Multiple sclerosis (MS) patients who adhere strictly to their medication pay more but stay healthier in the long run than those who don’t, a study found.
The study, “Measuring Adherence and Outcomes in the Treatment of Patients With Multiple Sclerosis,” appeared in the Journal of the American Osteopathic Association. It took place at Pennsylvania’s Geisinger Health System.
Researchers at Liberty University College of Osteopathic Medicine in Lynchburg, Virginia, analyzed data from 2004 to 2013, including electronic health records, insurance claims and self-reported medication adherence. They based their assessment of health outcomes on inpatient admission, emergency room visits, outpatient appointments and healthcare costs.
In total, 681 participants answered questionnaires about medication adherence and disease outcomes, including the Multiple Sclerosis Impact Scale (which measures the impact of MS on day-to-day life in the past two weeks) and the Kurtzke Expanded Disability Status Scale (EDSS, a rating of disability’s degree in MS). Also used was the Treatment Satisfaction Questionnaire for Medication to assess satisfaction with the medication taken.
Patients who took their medicines most rigorously reported 14 percent less severe physical impact of MS, and 17 percent less severe psychological impact than those with low adherence. These patients also reported a 12 percent decrease in disability level, and believed their treatment plan was 7 percent more effective.
However, the total overall costs were higher for patients who adhered to their doctor’s orders.

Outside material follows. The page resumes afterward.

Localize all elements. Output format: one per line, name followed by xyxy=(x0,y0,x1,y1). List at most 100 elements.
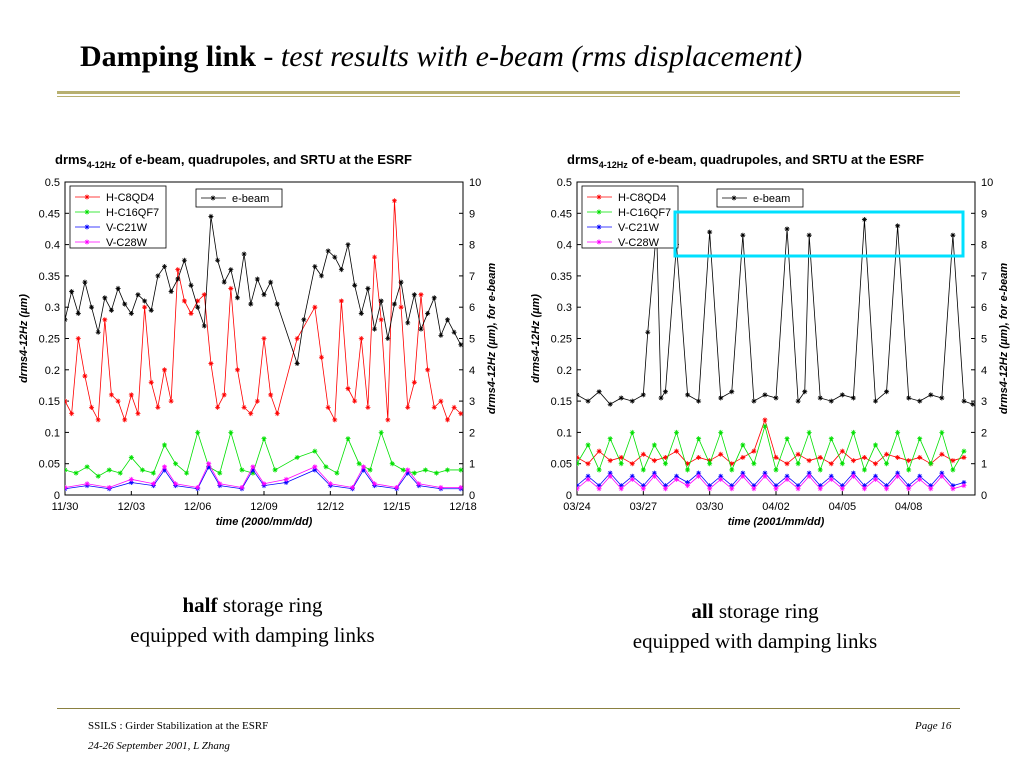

“Payers often look at near-term improvement to determine whether a treatment is effective and worth the cost,” Dr. Carl Hoegerl, the study’s co-author and a neurologist at Liberty University, said in a press release. “But the case for MS treatment becomes evident when you see that the rate of decline becomes much slower and less severe.”
Hoegeri said it’s more difficult to detect improvements in health outcomes for MS than for other chronic illnesses. This is partly because the only test for changes in disease status is brain imaging, which is expensive and not done routinely. Furthermore, brain imaging only detects new lesions following a relapse, which cannot be compared to previous or future imaging in a quantifiable way.